How to Read “A day cannot become morning again”
Ichijitsu futatabi ashita nari gatashi
Meaning of “A day cannot become morning again”
This proverb expresses the truth that time once passed never returns. Morning comes only once in each day, and you can never experience the same morning twice.
Through this simple fact, the saying teaches us that time moves in one direction and is precious.
People use this proverb to warn against wasting time or to encourage others to cherish the present moment.
It reminds us not to let irreplaceable moments slip away—our youth, our health, or time with loved ones.
Even today, people use this saying when expressing regret about lost time or when making a resolution to value the present.
In the digital age, time remains the one thing that is equal for everyone and can never be recovered.
Origin and Etymology
This phrase likely comes from ancient Chinese classics like “Huainanzi” and the poetry of Tao Yuanming.
Tao Yuanming’s famous line “Youth does not come twice, a day cannot become morning again” is especially well-known and was transmitted to Japan in this form.
“Ashita” (晨) is a classical Chinese word meaning dawn or morning. Morning, the beginning of each day, comes only once.
Yesterday’s morning, tomorrow’s morning, and today’s morning are all different. The same morning never returns—this expresses a simple truth of nature.
In ancient China, many thinkers pondered the irreversibility of time.
Like water flowing in a river that is never the same water twice, time once passed never comes back.
This understanding connected deeply with questions about how one should live.
The saying came to Japan along with Chinese poetry and literature. During the Edo period, it appeared in moral instruction books.
As a phrase teaching the value of time, it has been emphasized in education throughout history.
By using morning—something everyone experiences daily—to convey the essence of time, this expression has resonated with people for centuries.
Usage Examples
- Even if I regret not studying harder back then, “a day cannot become morning again”—I can’t return to the past, so I just have to work hard from now on
- Since “a day cannot become morning again,” I want to treasure this time while my children are still small
Universal Wisdom
Humans are strange creatures who live under the illusion that time is infinite.
We unconsciously believe that tomorrow, next week, and next year will continue flowing just the same.
But this proverb confronts us with how dangerous that illusion is.
Today exists only today. This very morning is unique—it has never occurred since the universe began and will never come again until the universe ends.
Yet we postpone things, saying “maybe later” or “I can do it anytime.”
Our ancestors left us this saying because they deeply understood this human tendency.
Even when we intellectually grasp that time is limited, truly feeling it in our hearts is difficult.
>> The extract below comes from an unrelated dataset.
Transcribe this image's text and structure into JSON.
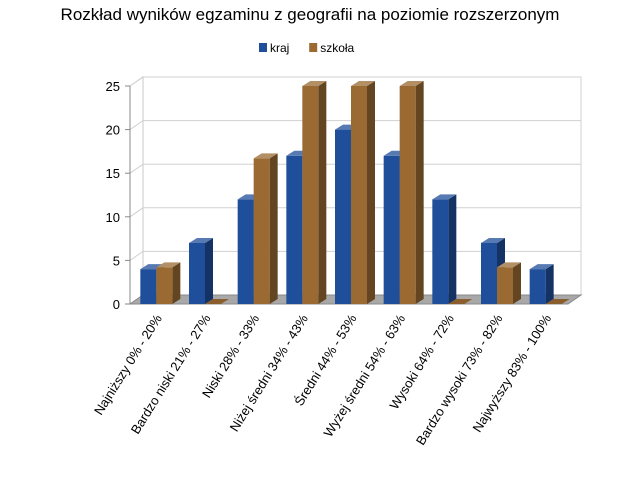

That’s why they used the concrete, familiar example of morning to make the irreversibility of time memorable.
This proverb has been passed down through generations because humans are always in a struggle with time.
We have countless things we want to do, but time is limited. Time with loved ones is not eternal either.
This urgency is the same for ancient people and for us today.
When we truly realize how precious time is, perhaps that’s when we really begin to live.
When AI Hears This
Looking at morning from a physics perspective, you realize it’s actually an extremely special low-entropy state in the universe.
Entropy measures the degree of disorder, and in nature, it can only increase.
The moment of morning, when Earth rotates and sunlight hits at a specific angle, is an ordered state with temperature gradients and organized light energy distribution.
But this state inevitably breaks down according to physical laws. Solar heat is absorbed by the ground, the atmosphere warms, and energy disperses and equalizes.
In other words, from day to night, everything moves toward increasingly disordered, high-entropy states.
What’s fascinating is that reversing this process is fundamentally impossible.
Just as a broken egg cannot reassemble itself, scattered heat energy cannot be gathered back into the morning state.
When Earth completes one rotation, the next morning certainly comes, but it’s not a “replay of the same morning.”
It’s a “new low-entropy state” that arrives after entropy has increased even further.
The one-way direction of time shown in this proverb is actually the Second Law of Thermodynamics that governs the universe.
The ancients expressed poetically what modern physics proves with equations.
Lessons for Today
This proverb teaches modern people liberation from regret and procrastination.
If lamenting lost time won’t bring it back, we have no choice but to focus on this present moment.
That’s not resignation—it’s a powerful determination to move forward.
In modern society, smartphones and social media constantly steal our attention and pull us away from the present moment.
Before we know it, the day ends and we feel empty, having accomplished nothing.
But “a day cannot become morning again” doesn’t blame us for that emptiness. Instead, it gives us courage to greet tomorrow’s morning as a fresh start.
What matters is not aiming for perfection. Do what you can do today. Meet the people you want to see. Say the words you want to say.
Even small steps accumulate into a life.
Because time doesn’t return, today shines brightly. Please live your morning today with care.